A grieving widow discovers a most unexpected form of healing—hunting for mushrooms.

Long Litt Woon met Eiolf a month after arriving in Norway from Malaysia as an exchange student. They fell in love, married, and settled into domestic bliss. Then, Eiolf’s unexpected death at fifty-four left Woon struggling to imagine a life without the man who had been her partner and anchor for thirty-two years. Adrift in grief, she signed up for a beginner’s course on mushrooming—a course the two of them had planned to take together—and found, to her surprise, that the pursuit of mushrooms rekindled her zest for life.

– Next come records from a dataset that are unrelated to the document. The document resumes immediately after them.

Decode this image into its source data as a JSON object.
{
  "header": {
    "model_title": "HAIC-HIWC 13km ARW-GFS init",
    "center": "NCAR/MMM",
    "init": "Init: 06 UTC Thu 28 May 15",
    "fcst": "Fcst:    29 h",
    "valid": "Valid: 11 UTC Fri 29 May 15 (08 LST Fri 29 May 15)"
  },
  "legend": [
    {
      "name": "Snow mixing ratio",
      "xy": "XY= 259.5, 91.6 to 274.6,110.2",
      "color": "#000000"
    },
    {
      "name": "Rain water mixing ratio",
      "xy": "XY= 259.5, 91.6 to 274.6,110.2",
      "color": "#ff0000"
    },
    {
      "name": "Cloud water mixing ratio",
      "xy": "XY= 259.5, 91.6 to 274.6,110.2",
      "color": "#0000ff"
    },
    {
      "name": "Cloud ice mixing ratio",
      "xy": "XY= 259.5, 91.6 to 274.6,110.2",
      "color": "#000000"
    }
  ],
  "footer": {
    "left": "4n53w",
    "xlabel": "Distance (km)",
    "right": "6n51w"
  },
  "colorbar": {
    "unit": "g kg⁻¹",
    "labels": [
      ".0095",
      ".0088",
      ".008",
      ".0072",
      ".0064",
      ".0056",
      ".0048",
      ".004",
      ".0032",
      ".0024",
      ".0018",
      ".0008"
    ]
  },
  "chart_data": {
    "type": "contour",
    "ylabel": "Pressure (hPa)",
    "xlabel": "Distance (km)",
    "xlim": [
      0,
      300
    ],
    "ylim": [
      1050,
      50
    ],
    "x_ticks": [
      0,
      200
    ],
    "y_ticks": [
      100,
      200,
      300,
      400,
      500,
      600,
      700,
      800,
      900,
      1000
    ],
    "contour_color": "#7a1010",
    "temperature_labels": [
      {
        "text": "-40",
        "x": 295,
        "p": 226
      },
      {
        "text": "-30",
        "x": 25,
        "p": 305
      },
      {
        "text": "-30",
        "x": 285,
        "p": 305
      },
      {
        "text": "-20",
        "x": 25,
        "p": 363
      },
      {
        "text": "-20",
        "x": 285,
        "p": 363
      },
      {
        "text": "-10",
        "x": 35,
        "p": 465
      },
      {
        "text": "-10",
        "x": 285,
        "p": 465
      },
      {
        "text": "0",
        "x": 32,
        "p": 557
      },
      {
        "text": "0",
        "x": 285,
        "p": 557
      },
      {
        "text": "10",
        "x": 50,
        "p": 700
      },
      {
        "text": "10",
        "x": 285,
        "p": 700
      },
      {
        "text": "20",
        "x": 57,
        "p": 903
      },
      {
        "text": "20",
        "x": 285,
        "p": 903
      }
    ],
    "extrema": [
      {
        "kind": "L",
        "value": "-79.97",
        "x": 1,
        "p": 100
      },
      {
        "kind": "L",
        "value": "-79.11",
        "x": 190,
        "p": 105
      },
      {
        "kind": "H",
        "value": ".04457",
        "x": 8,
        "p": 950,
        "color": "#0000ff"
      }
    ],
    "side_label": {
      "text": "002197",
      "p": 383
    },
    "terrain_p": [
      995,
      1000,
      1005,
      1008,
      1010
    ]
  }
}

The Way Through the Woods tells the story of two parallel journeys: an inner one, through the landscape of mourning, and an outer one, into the fascinating realm of mushrooms—resilient, adaptable, dizzyingly diverse, and essential to nature’s cycles of death and rebirth. Woon’s search for mushrooms takes her from idyllic Norwegian forests and urban flower beds to the sandy beaches of Corsica and New York’s Central Park, uncovering an abundance of surprises often hidden in plain sight: gelatinous, straight-from-a-fairy-tale Witches’ Cauldrons; salmon-pink Bloody Milk Caps, which ooze red liquid when cut; delectable morels—prized for their earthy yet delicate flavor; and bioluminescent mushrooms that light up the forest at night.

Along the way, she discovers the warm fellowship of other mushroom obsessives, and finds that the act of giving her full attention to the natural world transforms her, opening a way for her to survive Eiolf’s death, to see herself anew, and to reengage with life.